Quantitative flow ratio (QFR) is a novel angiography derived fractional flow reserve (FFR) technique. However, its diagnostic accuracy has only be validated in native coronary lesions but not in vessels after bioresorbable scaffold (BRS) implantation. This study aims to evaluate the diagnostic accuracy of residual QFR in coronary vessels immediately post-BRS implantation.

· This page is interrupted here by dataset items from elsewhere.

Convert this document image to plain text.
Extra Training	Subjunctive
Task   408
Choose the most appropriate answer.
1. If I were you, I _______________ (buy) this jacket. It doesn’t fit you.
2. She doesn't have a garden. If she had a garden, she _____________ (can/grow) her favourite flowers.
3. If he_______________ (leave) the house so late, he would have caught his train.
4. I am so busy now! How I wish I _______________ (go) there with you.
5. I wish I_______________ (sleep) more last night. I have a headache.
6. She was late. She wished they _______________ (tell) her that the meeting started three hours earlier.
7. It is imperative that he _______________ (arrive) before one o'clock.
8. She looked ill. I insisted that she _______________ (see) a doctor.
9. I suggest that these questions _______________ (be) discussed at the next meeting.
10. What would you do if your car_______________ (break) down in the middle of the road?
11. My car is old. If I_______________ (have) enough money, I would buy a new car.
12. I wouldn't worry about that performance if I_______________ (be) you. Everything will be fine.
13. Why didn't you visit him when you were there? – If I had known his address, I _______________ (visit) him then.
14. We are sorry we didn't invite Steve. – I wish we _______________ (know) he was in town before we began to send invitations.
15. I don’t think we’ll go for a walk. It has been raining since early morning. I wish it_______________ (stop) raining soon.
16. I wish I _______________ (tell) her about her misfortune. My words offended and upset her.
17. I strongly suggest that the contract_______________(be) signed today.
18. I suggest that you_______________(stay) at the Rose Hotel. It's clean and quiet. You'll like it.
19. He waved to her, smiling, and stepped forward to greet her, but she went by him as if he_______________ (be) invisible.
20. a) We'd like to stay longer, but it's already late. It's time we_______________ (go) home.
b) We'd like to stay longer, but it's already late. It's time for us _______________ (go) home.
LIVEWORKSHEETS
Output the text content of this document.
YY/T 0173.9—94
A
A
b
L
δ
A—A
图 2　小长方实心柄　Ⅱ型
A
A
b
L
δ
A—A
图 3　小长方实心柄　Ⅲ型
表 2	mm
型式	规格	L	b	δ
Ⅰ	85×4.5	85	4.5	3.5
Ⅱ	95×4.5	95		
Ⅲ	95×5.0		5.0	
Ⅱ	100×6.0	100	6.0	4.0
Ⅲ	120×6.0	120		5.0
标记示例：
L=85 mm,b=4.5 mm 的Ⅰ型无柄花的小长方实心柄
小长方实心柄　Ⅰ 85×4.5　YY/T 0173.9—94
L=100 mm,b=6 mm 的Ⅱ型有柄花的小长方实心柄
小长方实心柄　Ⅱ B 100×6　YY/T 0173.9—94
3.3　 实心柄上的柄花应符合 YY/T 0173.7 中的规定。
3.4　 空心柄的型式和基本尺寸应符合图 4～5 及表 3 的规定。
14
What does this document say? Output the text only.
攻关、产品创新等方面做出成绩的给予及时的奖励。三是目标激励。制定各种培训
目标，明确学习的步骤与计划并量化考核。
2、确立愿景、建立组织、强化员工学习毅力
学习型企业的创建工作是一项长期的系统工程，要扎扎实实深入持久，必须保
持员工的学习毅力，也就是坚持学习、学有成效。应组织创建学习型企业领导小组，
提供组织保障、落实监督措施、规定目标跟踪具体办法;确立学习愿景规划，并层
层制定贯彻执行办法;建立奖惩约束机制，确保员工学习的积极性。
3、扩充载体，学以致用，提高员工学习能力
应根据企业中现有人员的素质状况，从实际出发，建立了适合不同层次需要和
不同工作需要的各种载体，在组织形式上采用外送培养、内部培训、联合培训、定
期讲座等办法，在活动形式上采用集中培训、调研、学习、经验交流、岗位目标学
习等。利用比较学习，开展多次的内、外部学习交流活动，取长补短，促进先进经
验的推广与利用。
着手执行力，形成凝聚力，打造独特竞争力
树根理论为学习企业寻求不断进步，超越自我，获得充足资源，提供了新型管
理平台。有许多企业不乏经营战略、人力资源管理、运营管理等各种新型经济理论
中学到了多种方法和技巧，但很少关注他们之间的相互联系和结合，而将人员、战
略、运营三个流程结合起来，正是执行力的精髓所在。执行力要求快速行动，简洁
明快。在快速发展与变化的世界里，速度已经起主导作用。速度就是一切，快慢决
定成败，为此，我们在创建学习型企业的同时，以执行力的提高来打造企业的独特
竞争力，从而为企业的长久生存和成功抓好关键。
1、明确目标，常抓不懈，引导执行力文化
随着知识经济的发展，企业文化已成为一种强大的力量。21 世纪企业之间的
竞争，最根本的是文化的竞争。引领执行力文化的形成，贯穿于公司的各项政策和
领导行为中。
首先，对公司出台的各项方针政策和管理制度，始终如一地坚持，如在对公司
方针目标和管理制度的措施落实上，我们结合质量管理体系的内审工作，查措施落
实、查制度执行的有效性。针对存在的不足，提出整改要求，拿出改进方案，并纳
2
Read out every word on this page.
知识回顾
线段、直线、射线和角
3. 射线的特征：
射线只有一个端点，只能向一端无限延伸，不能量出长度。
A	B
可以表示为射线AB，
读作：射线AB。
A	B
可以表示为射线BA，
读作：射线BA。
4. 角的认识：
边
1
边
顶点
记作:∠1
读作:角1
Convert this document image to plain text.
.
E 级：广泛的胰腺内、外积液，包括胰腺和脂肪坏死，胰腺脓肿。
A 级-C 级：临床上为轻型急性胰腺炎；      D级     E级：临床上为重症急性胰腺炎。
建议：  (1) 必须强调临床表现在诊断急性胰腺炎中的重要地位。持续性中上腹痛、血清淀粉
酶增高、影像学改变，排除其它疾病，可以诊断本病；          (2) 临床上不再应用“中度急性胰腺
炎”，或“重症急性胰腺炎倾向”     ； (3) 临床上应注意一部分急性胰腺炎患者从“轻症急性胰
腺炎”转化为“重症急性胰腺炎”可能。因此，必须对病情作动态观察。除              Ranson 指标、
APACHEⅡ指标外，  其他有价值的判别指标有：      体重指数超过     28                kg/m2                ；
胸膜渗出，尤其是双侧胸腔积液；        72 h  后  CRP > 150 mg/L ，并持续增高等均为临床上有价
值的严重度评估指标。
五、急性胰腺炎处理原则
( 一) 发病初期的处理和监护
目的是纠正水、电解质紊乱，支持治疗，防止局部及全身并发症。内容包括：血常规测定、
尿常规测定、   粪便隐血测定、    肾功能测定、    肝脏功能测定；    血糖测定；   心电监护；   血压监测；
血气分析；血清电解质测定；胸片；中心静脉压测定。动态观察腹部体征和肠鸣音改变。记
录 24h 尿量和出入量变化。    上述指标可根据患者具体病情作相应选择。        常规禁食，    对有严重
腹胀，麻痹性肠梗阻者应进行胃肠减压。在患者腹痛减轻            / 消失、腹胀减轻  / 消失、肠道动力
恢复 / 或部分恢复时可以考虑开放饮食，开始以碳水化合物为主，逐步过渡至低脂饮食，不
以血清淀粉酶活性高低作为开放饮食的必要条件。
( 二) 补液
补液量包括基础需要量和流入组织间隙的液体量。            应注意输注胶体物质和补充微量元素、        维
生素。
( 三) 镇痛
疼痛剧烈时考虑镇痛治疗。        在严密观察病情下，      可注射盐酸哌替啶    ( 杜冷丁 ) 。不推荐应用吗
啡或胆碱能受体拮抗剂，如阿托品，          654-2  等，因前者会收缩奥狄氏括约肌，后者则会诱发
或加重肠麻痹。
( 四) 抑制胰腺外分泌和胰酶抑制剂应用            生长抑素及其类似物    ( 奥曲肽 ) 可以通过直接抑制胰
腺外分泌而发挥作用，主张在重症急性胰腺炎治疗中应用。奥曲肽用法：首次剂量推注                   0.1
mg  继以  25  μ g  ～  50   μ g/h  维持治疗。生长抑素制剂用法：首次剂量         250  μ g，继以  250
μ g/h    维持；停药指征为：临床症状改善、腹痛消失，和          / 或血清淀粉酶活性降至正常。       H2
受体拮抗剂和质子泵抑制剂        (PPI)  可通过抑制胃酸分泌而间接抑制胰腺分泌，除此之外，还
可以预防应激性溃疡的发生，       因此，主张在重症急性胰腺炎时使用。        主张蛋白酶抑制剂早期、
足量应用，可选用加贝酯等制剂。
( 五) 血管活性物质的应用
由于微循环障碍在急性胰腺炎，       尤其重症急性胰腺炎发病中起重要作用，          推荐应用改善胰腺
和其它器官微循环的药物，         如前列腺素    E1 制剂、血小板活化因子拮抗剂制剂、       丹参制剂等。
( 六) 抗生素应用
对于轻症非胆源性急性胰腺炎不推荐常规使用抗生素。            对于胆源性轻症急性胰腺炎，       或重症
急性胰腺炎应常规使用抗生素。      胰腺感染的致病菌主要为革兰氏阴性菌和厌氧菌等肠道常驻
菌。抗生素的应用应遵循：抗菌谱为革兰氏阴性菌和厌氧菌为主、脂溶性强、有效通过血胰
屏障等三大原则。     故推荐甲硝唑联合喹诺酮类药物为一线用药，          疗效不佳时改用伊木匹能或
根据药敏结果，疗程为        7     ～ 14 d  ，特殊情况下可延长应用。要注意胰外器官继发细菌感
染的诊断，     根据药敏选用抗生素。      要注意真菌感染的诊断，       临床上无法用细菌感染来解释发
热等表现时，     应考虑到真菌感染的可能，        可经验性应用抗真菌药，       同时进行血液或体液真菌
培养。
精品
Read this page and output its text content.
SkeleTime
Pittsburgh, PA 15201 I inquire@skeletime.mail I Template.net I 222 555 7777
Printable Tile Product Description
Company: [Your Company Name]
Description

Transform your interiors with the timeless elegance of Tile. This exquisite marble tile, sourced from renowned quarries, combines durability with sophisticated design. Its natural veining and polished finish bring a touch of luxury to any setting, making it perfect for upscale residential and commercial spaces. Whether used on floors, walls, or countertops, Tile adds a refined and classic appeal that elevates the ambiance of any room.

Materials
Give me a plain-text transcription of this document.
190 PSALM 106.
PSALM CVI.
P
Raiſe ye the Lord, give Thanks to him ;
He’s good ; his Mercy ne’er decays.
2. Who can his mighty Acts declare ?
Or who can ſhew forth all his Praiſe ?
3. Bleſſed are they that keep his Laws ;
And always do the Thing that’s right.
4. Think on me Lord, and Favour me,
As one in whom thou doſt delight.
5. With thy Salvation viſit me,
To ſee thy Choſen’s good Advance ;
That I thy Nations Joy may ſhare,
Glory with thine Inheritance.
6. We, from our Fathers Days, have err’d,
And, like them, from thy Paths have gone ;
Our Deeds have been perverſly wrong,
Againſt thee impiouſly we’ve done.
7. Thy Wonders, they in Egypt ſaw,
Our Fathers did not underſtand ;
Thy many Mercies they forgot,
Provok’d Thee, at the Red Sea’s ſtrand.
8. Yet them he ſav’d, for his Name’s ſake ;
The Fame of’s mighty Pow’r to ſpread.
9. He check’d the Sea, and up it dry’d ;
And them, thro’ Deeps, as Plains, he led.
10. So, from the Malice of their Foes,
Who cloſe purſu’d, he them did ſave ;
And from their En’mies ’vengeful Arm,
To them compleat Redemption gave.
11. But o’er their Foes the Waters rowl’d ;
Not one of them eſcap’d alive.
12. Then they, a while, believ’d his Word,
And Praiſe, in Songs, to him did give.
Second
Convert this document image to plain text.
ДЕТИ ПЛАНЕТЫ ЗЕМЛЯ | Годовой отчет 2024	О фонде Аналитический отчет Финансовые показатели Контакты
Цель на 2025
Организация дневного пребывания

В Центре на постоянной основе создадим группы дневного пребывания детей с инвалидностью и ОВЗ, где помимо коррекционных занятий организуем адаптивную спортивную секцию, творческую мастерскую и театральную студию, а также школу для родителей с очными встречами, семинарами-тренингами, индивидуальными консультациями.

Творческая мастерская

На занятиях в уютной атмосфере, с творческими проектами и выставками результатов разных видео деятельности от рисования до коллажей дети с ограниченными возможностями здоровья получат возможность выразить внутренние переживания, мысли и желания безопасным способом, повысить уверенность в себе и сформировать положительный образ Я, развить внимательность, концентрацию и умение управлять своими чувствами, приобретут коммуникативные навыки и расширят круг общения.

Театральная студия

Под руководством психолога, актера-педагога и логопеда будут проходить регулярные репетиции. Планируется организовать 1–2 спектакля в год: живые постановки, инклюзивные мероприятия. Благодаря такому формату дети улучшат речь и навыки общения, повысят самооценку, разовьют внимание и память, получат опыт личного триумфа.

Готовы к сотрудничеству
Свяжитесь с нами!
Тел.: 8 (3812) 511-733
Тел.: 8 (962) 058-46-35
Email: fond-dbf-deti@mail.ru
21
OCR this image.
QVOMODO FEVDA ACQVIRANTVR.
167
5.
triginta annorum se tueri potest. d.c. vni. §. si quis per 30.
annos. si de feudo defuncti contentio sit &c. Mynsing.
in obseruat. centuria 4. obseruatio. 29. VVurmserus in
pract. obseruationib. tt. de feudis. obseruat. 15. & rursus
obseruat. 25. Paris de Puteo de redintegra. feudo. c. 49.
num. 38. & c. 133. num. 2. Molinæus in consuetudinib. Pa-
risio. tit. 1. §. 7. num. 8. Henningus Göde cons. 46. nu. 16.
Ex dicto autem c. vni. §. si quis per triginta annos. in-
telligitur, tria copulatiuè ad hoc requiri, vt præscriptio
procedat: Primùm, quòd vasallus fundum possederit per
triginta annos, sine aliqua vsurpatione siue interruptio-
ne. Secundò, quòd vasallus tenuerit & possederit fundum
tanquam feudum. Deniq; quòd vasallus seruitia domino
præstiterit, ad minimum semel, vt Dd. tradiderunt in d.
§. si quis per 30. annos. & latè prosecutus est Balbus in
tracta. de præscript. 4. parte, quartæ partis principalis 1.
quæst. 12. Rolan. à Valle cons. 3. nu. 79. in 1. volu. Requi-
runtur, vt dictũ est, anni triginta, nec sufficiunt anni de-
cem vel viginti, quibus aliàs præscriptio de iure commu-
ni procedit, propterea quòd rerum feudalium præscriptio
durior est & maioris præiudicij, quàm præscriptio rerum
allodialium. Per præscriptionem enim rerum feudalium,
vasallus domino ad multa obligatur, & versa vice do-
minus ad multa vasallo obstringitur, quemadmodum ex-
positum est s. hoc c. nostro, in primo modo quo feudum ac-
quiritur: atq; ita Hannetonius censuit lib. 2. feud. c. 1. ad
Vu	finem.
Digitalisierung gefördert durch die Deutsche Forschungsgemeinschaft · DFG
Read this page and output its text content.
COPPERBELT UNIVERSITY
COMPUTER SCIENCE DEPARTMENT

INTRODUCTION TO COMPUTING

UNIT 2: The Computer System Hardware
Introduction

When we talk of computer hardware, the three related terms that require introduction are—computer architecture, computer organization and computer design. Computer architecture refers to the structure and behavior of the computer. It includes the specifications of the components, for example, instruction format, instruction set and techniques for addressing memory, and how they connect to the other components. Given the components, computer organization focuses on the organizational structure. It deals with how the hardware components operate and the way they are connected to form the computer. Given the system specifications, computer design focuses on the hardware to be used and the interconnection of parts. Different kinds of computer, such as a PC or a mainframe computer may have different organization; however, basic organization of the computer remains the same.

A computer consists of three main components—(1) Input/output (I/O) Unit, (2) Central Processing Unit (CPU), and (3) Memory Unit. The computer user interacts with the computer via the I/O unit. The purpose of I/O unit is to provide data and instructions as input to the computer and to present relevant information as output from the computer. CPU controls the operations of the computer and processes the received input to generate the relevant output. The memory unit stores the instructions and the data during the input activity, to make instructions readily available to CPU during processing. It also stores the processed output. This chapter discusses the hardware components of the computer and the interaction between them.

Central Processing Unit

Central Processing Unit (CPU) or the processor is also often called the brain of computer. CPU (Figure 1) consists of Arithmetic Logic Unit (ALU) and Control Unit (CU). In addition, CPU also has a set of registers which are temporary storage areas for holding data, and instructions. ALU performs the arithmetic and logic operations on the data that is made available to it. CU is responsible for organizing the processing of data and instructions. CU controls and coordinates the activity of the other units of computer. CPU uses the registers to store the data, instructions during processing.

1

This is a retrospective, two center, validation cohort study. 73 stable angina patients who received at least one lesion of an everolimus eluting stent (EES)/BRS implantation with subsequent residual FFR assessment were screened. Patients with aorta-ostial stenoses, bridge vessels at the distal segment of targeted vessels, acute coronary syndrome, previous coronary artery bypass grafting, age <18 years, lack of ≥2 final angiographic projections were excluded. Contrast QFR assessment was performed blinded to FFR assessment.
A good correlation (r = 0.680, < 0.001) was found between residual QFR and FFR. In the EES implantation cohort, a good correlation (r = 0.769, < 0.001) was found between residual QFR and FFR, and a moderate correlation (r = 0.446, = 0.038) in the BRS cohort. The area under the Receiver operator characteristic (ROC) curve for detecting FFR ≤0.86 was 0.883 for all patients.
Residual QFR assessment after BRS implantation is feasible, and has a moderate correlation and agreement with residual FFR. QFR may be a promising tool similar to FFR to evaluate post-BRS effect.
定量血流比(QFR)是一种新的血管造影衍生的血流储备分数(FFR)技术。然而,其诊断准确性仅在原生冠状动脉病变中得到验证,而不在生物可吸收支架(BRS)植入后的血管中得到验证。本研究旨在评估即刻植入 BRS 后冠状动脉残余 QFR 的诊断准确性。
这是一项回顾性的、双中心的验证队列研究。筛选了 73 例稳定型心绞痛患者,这些患者至少接受了一次雷帕霉素洗脱支架(EES)/BRS 植入术,并随后进行了残余 FFR 评估。排除了主动脉-开口狭窄、靶血管远端桥血管、急性冠脉综合征、既往冠状动脉旁路移植术、年龄<18 岁、缺乏≥2 个最终血管造影投影的患者。对比 QFR 评估是在对 FFR 评估不知情的情况下进行的。
残余 QFR 与 FFR 之间存在良好的相关性(r=0.680,<0.001)。在 EES 植入组中,残余 QFR 与 FFR 之间存在良好的相关性(r=0.769,<0.001),在 BRS 组中存在中度相关性(r=0.446,=0.038)。所有患者检测 FFR≤0.86 的受试者工作特征(ROC)曲线下面积为 0.883。
BRS 植入后残余 QFR 评估是可行的,与残余 FFR 具有中度相关性和一致性。QFR 可能是一种有前途的工具,类似于 FFR,用于评估 BRS 植入后的效果。